Сестра разливала чай.
— Ты не сядешь с нами?
— Пардон! — Он глядел в стену и сам верил, что заинтересован рисунком обоев. С виноватой улыбкой пойманного с поличным он и Ханне сказал «пардон». С безукоризненной корректностью подсел к столу и после каждого глотка учтиво поджимал губы.
Ханна почувствовала, как у нее от смущения запылали щеки. Разве она требует, чтобы ею занимались. Она может и уйти. Мучительно чувствовать себя виноватой, не зная за собой никакой вины. Даже чашку она не умеет держать как следует. Пришлось поставить ее на стол и перехватить ручку по-другому, при этом Ханна метнула быстрый взгляд на сестру доктора, но та, слава богу, как будто ничего не заметила. Пудреница тоже уже не радовала. И вообще!..
Но сестра все заметила. Она как бы случайно коснулась плеча Ханны кончиками пальцев матово-белой руки со сверкающим бриллиантовым перстнем и непринужденно принялась болтать о спектакле, который смотрела вчера в городском театре.
— А мне скоро пора домой, — ответила Ханна и сразу же подумала: «Эх, как нескладно у меня получилось! Не умею я так ловко разговаривать». И вдруг досадливо повела плечами.

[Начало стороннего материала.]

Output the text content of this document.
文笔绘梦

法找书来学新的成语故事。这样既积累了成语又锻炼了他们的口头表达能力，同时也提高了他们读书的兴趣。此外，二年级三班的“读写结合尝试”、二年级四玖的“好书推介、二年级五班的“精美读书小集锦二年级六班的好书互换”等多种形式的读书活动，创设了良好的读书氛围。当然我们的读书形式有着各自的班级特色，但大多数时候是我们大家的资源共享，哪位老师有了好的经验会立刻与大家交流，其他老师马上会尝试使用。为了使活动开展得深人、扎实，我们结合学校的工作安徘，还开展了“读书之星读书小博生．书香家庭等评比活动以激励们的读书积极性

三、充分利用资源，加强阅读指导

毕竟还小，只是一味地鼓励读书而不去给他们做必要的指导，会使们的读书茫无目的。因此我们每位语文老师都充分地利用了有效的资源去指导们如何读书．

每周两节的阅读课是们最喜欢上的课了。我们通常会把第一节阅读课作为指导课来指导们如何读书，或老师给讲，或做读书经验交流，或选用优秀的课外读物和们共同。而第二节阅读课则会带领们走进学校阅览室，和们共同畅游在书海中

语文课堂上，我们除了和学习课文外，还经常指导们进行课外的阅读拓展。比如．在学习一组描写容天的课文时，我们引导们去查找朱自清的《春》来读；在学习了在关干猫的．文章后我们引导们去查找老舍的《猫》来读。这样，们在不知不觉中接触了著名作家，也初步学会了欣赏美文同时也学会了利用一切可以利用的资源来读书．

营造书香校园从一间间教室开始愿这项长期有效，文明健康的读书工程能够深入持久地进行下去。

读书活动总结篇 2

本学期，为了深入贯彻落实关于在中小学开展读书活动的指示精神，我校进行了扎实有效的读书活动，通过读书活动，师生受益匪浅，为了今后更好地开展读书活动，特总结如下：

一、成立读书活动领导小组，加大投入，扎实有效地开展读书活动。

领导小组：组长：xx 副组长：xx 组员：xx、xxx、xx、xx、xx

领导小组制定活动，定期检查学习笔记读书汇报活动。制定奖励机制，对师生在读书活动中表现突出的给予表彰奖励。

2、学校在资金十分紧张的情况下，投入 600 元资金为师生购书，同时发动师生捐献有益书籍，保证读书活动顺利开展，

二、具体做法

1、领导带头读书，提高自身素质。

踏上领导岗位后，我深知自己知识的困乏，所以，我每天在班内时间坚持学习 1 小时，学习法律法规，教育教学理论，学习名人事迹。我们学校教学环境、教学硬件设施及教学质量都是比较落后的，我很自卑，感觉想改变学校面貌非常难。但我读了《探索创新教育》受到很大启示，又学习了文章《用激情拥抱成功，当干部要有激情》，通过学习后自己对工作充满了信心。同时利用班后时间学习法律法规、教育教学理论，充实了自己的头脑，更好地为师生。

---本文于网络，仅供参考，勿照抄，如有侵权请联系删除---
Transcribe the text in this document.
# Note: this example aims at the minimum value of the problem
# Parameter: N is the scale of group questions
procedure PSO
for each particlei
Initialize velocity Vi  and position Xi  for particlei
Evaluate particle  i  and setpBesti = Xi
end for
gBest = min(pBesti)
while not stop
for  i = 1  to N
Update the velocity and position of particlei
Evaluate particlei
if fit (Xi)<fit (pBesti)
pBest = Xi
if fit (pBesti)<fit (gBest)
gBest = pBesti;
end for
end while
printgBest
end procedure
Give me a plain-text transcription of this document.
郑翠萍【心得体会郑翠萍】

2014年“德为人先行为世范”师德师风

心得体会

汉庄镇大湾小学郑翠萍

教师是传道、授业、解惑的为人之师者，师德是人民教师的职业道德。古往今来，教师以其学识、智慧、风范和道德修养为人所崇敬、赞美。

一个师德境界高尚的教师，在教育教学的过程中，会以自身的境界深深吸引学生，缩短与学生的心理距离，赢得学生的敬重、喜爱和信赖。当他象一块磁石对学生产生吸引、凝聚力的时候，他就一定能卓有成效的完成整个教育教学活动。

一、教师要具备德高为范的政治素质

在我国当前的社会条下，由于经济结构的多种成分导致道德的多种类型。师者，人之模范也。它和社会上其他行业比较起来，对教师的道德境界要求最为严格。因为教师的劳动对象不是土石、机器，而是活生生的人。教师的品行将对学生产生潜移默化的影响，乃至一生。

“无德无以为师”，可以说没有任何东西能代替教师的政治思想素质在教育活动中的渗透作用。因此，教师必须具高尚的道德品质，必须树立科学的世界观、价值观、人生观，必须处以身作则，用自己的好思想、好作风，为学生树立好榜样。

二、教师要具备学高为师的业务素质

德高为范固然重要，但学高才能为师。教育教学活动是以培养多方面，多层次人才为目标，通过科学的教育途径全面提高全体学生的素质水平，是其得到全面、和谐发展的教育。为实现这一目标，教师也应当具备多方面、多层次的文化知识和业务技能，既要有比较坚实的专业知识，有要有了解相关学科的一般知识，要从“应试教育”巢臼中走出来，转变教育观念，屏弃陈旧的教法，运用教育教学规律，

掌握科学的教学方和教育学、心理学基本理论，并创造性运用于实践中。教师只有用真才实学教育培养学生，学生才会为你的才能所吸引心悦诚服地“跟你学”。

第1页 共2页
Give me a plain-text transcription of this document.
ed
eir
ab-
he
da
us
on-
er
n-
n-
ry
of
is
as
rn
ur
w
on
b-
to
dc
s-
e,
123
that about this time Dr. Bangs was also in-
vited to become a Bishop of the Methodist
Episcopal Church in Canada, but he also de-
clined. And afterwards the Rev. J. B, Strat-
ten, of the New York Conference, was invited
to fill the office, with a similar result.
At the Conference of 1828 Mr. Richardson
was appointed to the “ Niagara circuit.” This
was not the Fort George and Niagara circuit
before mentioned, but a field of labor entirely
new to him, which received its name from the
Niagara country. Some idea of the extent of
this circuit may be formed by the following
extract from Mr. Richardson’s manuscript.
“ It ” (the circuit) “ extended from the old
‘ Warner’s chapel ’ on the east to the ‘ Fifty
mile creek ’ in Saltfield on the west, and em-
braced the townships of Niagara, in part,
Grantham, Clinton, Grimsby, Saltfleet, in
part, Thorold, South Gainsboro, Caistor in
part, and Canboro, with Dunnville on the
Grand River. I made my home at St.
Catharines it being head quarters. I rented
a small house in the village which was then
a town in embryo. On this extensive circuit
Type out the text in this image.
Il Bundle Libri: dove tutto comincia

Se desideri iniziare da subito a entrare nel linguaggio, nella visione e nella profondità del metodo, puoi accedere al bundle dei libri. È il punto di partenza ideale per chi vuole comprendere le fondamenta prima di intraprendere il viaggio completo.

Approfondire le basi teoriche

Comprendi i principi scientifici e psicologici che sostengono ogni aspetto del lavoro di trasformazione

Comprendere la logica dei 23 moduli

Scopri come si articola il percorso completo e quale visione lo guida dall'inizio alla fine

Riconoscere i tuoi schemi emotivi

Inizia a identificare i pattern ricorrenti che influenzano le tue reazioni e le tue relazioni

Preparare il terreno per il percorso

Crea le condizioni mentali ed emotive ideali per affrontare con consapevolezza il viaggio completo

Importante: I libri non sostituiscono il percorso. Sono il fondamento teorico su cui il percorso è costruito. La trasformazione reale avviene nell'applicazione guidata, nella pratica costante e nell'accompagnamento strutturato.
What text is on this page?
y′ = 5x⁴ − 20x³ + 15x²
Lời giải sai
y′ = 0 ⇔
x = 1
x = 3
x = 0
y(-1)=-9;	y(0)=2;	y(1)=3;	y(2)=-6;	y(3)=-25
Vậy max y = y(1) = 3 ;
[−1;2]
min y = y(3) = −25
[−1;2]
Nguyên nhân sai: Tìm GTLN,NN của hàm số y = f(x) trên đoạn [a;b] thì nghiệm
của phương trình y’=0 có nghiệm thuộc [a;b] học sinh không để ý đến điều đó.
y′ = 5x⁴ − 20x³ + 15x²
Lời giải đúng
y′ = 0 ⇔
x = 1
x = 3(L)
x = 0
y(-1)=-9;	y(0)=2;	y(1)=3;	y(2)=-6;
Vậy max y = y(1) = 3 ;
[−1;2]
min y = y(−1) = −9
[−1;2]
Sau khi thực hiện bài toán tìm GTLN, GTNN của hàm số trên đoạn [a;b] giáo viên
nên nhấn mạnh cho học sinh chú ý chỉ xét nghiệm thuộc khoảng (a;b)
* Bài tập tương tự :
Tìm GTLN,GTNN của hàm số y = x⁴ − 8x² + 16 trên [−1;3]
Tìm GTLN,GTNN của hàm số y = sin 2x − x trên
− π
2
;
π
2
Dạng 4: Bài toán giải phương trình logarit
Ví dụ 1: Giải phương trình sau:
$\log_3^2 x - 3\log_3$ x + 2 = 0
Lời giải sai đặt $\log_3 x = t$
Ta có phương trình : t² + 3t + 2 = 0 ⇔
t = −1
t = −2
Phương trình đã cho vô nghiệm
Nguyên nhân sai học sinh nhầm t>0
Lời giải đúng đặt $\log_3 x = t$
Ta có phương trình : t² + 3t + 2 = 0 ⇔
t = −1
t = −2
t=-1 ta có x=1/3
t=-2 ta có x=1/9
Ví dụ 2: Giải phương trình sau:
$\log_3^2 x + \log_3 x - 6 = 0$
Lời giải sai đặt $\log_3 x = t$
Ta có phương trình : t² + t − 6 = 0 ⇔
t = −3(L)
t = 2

Опять ее душил смех, как тогда на островке, когда она глядела на мальчика, невозмутимо запихивавшего себе в рот остаток бутерброда.
Ханна, вся пунцовая, силилась побороть смех, но тут взгляд ее упал на доктора Гуфа, и она вдруг выпалила:
— Вы сегодня какой-то смешной. И знаете, на кого похожи? На того судейского в Оксенфурте, помните, когда он еще трезвый сидел один за столиком. Ну прямо вылитый он!
Как молоко, когда оно сворачивается, его корректная мина мгновенно обратилась в кислую улыбку, перешедшую затем в смущенный хохоток. Чары Ханны начинали неотразимо на него действовать. Но он не хотел снова спускаться в мирную долину, где жить ему не дано.
Четверть часа он молча сидел и курил, как бы отделенный от других невидимой стеной, с рассеянным видом мужчины, вынужденного слушать пустую женскую болтовню, а затем, затем наступила минута откровенности: все трое стояли, прощаясь, и три пары глаз знали все.
Тут скепсис и остроумие покинули его. Затаенное волнение прорвалось наружу: ноздри его вздрогнули, и на переносице обозначилась глубокая складка.
— Мы с тобой еще увидимся на вокзале, — сказал он сестре, словно уже попрощался с Ханной, и выбежал из комнаты.